Square CEO Jack Dorsey, also known for his role as the head of Twitter, has tweeted that the company will be dipping its toe into crypto. Since the emergence of cryptocurrency, one of the most pressing issues for investors has been how to protect their digital currency. Crypto wallets exist to fill this niche, but there’s no overarching standard for how to store the data to fully protect it from would-be thieves.
That’s where Square wants to come in with its own hardware. The company is best known for its point-of-sale hardware and software solutions that help small businesses stay competitive by accepting credit and debit cards. After revolutionizing smartphone-based bank card readers, it makes sense that Square would be interested in the growing world of crypto.
Put simply, cryptocurrency is a type of fiat currency that represents an amount of energy spent by a computer on “mining” the solution to a complicated math problem. Once a computer solves the problem, the user is given a unique chain of characters that other computers will recognize as a unit of currency.

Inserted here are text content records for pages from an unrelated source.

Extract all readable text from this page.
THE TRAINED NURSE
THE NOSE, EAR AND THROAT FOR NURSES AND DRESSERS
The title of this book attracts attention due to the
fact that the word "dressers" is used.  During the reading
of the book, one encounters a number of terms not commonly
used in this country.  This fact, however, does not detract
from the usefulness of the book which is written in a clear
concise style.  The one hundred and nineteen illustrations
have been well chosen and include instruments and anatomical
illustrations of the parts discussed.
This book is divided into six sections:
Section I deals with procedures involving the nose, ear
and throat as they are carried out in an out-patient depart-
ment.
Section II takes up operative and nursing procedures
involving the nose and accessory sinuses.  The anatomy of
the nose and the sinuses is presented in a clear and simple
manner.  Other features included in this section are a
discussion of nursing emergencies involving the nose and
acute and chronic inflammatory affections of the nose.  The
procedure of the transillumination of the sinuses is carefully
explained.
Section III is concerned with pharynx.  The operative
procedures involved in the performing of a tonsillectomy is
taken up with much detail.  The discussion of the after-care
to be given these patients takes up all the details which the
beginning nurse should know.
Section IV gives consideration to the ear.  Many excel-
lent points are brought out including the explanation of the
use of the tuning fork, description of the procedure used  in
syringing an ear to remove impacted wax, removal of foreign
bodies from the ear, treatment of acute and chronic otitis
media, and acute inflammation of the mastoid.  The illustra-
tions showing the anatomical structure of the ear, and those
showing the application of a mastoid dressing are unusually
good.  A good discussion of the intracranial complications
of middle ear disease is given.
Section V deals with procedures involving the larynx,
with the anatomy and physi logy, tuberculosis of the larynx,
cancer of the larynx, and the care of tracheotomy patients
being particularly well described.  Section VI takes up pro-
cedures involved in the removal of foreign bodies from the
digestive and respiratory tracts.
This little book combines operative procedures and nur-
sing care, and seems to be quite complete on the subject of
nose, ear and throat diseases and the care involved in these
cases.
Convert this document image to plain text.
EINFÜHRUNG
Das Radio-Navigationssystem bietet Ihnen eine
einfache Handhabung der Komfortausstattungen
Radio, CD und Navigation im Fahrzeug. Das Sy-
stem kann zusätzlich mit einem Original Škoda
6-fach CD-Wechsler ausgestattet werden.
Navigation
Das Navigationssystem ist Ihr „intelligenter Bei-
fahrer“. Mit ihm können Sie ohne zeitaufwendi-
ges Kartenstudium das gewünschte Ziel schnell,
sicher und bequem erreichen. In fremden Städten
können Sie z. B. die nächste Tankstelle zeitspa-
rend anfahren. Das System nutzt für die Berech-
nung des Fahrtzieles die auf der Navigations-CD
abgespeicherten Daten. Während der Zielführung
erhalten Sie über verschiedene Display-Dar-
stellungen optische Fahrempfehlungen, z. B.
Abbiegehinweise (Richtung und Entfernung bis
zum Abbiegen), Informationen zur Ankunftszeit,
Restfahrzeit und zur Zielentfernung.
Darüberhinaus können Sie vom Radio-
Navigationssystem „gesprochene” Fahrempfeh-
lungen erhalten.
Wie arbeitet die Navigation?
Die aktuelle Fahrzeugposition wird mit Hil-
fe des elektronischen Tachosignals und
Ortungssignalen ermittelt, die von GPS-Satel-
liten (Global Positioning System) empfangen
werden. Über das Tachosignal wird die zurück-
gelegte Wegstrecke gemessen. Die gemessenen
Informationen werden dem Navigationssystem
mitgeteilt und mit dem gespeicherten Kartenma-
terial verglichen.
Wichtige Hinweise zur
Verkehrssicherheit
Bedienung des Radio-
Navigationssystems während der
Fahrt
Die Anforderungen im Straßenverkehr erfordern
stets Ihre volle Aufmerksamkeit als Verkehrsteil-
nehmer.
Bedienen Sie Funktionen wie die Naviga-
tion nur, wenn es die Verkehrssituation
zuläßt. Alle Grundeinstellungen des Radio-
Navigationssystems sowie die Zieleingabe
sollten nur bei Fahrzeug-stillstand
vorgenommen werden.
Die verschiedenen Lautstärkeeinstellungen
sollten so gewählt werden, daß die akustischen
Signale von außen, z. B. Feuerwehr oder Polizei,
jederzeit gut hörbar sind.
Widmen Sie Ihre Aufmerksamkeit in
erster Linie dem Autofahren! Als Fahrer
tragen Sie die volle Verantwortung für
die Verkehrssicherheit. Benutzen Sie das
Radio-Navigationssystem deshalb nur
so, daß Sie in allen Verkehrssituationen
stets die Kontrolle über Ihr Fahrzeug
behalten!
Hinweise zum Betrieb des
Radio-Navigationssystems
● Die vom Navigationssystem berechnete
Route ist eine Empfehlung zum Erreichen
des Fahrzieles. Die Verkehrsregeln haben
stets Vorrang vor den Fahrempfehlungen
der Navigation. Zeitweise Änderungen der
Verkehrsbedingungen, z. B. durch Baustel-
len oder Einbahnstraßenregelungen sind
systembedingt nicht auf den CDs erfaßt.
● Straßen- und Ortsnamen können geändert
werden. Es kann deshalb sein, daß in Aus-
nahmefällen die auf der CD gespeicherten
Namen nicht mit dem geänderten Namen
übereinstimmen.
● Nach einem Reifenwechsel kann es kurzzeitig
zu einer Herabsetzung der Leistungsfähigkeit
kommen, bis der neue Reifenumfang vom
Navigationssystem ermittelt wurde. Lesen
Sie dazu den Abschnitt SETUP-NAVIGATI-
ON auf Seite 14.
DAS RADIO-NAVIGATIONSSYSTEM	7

Those chains of characters are all cataloged in a ledger called a blockchain. So, while crypto purchases are anonymous, they’re also all logged. It’s all but impossible to spoof the blockchain. However, it’s not impossible to steal cryptocurrency. Unsecured “wallets,” repositories for the currency, can be hacked by malicious actors who can make off with your Bitcoin.
On Friday, Dorsey announced the company’s intention to create a hardware Bitcoin wallet with input from the Bitcoin mining community. The stated goal of Bitcoin is to be a crypto standard that is disconnected from government banking organizations, like the US’s Federal Reserve. As such, the democratization of any hardware standard is critical to the adoption of any new products introduced into the ecosystem.
Dorsey confirmed that, if the company pursues the venture, that they’ll design the software and hardware “in the open,” allowing the community to see the process. The news bolstered Square’s stock price, pushing them up an additional three percent during Friday trading.
The company has been investing heavily in Bitcoin recently. A disclosure in February indicated that Square had sunk some $170 million into Bitcoin investments, positioning themselves as a major adopter of the crypto standard. Some analysts have been cautious regarding Bitcoin, citing its volatility as a reason to view it as only part of a portfolio, not the central player.